Ainda me lembro da primeira vez em que ouvi mamãe dizer que Diana havia herdado os dotes culinários de vovó Luíza. Na época, eu tinha seis, sete anos. Eu não entendia direito o que significava “dotes”. Era como Samanta: perguntava a todo o momento o que queria dizer isso ou aquilo. Mamãe apenas respondia: “Olha para Diana”. Eu ficava um pouco brava. O que queria saber era qual o significado daquela palavra difícil e não olhar para ver o que minha irmã estava fazendo. Mesmo assim, eu olhava. Então, via Diana, como agora, entregue à cozinha, esta mesma cozinha em que estou sentada, vinte anos depois. As comidas pareciam tão fáceis de preparar nas mãos de Diana.
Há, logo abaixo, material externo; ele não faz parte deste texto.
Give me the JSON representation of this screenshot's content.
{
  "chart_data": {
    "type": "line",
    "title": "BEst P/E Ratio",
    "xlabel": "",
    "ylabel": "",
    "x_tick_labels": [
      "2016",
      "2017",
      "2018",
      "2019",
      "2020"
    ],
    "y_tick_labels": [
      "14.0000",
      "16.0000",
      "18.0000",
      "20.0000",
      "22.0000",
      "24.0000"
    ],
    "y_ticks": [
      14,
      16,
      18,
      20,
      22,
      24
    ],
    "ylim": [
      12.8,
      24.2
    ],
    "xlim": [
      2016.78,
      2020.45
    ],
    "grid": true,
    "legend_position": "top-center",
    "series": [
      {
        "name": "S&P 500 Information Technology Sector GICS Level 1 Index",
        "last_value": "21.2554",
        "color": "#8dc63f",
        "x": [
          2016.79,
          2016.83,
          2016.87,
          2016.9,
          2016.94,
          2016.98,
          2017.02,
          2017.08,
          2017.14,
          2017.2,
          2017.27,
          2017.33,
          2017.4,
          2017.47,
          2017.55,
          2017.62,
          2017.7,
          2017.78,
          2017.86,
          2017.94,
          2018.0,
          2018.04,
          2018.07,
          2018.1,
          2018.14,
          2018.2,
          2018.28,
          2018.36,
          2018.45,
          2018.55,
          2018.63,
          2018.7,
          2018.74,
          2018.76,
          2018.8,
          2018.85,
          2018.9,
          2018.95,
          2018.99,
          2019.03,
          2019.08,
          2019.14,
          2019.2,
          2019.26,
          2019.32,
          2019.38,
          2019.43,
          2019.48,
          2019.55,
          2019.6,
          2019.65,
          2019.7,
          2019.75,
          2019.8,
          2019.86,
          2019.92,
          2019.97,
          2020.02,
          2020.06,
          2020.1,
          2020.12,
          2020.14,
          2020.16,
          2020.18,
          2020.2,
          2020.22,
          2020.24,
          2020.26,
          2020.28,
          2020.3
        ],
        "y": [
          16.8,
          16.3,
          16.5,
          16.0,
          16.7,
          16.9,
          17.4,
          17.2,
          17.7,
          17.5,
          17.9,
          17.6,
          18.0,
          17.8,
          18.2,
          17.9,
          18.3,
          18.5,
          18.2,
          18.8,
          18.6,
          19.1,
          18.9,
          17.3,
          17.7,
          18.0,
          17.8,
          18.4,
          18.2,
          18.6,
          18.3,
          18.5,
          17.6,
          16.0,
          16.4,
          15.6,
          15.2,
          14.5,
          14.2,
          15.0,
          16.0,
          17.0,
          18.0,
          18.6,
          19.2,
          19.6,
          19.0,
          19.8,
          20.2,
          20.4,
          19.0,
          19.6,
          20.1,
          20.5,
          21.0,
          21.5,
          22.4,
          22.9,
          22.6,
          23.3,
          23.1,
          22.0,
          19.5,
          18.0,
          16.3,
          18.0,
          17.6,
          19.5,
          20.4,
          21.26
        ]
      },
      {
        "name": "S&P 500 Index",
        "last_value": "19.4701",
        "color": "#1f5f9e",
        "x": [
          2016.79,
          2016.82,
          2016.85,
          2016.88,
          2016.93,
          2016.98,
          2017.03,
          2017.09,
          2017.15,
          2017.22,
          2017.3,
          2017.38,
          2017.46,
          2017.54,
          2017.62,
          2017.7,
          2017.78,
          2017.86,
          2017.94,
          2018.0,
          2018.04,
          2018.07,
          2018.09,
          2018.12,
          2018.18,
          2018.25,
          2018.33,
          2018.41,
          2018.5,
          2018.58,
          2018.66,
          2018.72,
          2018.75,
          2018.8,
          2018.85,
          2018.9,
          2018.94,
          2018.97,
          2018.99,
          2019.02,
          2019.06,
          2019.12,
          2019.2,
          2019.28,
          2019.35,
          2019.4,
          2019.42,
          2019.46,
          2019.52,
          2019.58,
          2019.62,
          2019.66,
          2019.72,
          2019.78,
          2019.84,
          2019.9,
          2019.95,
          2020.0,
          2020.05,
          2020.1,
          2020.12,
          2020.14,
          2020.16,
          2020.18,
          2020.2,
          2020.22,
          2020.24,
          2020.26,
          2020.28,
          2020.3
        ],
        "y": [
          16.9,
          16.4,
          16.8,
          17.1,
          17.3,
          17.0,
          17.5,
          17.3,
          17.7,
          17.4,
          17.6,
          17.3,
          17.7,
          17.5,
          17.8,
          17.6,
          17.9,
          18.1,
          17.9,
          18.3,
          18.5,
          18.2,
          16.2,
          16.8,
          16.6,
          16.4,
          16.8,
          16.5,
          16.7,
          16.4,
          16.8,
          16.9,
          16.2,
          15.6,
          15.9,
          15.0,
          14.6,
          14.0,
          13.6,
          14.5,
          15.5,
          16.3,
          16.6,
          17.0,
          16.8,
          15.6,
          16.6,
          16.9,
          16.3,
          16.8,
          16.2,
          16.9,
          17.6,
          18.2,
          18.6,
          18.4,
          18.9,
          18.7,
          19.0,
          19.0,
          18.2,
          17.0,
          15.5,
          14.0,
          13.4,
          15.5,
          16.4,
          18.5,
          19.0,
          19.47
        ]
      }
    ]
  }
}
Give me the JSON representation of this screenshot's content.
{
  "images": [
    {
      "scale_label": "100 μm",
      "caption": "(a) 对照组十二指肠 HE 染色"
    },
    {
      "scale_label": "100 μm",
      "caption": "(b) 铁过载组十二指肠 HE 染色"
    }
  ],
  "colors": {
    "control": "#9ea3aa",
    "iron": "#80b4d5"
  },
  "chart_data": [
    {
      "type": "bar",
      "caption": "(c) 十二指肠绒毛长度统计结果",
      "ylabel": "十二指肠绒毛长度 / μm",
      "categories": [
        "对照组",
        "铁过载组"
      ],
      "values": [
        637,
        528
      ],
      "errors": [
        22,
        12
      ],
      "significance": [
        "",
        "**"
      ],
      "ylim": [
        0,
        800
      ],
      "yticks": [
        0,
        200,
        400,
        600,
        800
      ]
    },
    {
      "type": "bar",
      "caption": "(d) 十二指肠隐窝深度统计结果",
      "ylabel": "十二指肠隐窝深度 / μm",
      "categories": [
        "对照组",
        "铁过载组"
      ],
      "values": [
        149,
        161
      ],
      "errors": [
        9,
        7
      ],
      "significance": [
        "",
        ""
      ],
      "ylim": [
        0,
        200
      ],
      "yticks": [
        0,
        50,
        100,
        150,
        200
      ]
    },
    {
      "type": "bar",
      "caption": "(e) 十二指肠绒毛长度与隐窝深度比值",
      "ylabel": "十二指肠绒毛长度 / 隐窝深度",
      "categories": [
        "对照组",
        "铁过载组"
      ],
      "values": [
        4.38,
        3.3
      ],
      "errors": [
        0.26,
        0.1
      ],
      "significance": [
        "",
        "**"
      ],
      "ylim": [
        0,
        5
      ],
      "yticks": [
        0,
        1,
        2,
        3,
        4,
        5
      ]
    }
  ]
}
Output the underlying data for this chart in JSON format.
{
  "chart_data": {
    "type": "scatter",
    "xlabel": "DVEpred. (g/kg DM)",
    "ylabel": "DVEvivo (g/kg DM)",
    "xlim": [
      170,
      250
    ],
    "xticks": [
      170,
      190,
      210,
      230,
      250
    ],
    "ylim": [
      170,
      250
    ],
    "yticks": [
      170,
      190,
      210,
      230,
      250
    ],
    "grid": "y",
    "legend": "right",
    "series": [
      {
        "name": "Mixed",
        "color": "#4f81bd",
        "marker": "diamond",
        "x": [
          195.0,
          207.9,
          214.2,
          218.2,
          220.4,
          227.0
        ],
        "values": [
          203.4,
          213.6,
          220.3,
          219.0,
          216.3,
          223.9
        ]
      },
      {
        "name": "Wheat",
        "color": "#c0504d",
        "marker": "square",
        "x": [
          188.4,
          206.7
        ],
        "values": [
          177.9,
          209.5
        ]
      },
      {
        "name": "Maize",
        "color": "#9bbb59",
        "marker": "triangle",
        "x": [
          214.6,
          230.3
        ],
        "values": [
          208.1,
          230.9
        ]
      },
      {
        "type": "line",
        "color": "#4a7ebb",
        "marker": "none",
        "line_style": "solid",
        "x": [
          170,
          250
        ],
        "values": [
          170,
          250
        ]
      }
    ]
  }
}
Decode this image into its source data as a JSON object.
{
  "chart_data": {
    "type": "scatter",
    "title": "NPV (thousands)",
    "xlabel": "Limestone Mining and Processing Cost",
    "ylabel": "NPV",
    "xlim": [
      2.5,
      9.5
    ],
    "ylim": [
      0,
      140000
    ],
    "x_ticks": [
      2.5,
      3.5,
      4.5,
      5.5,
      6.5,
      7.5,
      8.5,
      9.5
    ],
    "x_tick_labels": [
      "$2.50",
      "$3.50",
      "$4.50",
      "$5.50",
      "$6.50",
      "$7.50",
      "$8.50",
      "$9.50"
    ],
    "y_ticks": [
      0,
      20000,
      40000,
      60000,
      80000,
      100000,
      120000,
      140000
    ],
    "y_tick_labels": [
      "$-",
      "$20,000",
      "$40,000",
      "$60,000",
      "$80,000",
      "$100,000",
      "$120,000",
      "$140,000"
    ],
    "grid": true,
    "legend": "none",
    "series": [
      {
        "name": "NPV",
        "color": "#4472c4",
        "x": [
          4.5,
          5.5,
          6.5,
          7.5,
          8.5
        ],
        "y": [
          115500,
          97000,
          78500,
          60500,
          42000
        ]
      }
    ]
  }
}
Os ingredientes pareciam pós mágicos, como nas histórias infantis, que bruxas despejam em caldeirões para fazer as poções. Minha irmã colocava uma pitada aqui, outra li. No final, surgia uma refeição cheirosa ao extremo e com aparência maravilhosa. Era assim que eu entendia a palavra “misteriosa” que mamãe falara mais cedo. Diana nasceu para fazer magia na cozinha. Assim como eu nasci para mudar de profissão de tempos em tempos.

Não. Não sentia inveja de Diana. Nem agora sinto. Sempre senti orgulho da minha irmã. Orgulho por ela ser uma dessas raras pessoas que, ainda pequena, têm certeza do que vão ser quando crescer. E que fique claro: profissionalmente. Diana foi uma pessoa focada em seus objetivos desde a adolescência. Traçou as metas de se aprimorar nas artes culinárias por meio da faculdade de gastronomia, em seguida, fazer cursos de organização de buffets e, então, abrir um buffet para ela administrar. Aos 30 anos, todos seus sonhos foram realizados. Ainda que o maior sonho, ela me confessou numa tarde chuvosa de inverno, que a acompanhava desde menina, tenha sido ser mãe. Mas até mesmo esse, com seu jeito obstinado, após um tipo de luta que teria feito desistir a maioria das pessoas, Diana acabou por realizar com a chegada da nossa Sassa.

Hoje, Diana tem um buffet infantil com uma sócia, a Cássia. As duas são amigas da época do ensino médio. Cássia trouxe o talento por decoração. Minha irmã, a arte de criar as companhias deliciosas para os ambientes lindamente decorados. Agora só falta adquirir um imóvel para montarem oficialmente a casa de festas “Magia das Crianças”. Diana fica um pouco nervosa por ainda não ter um cantinho só dela para montar as festas. Mas sei que é questão de tempo para ela consegui-lo. Como diria vovó Luíza, “Diana é turrona”. Quando percebe que o objetivo está longe de ser alcançado, ela estica a perna um pouco mais, depois mais um pouco, então o prende no laço.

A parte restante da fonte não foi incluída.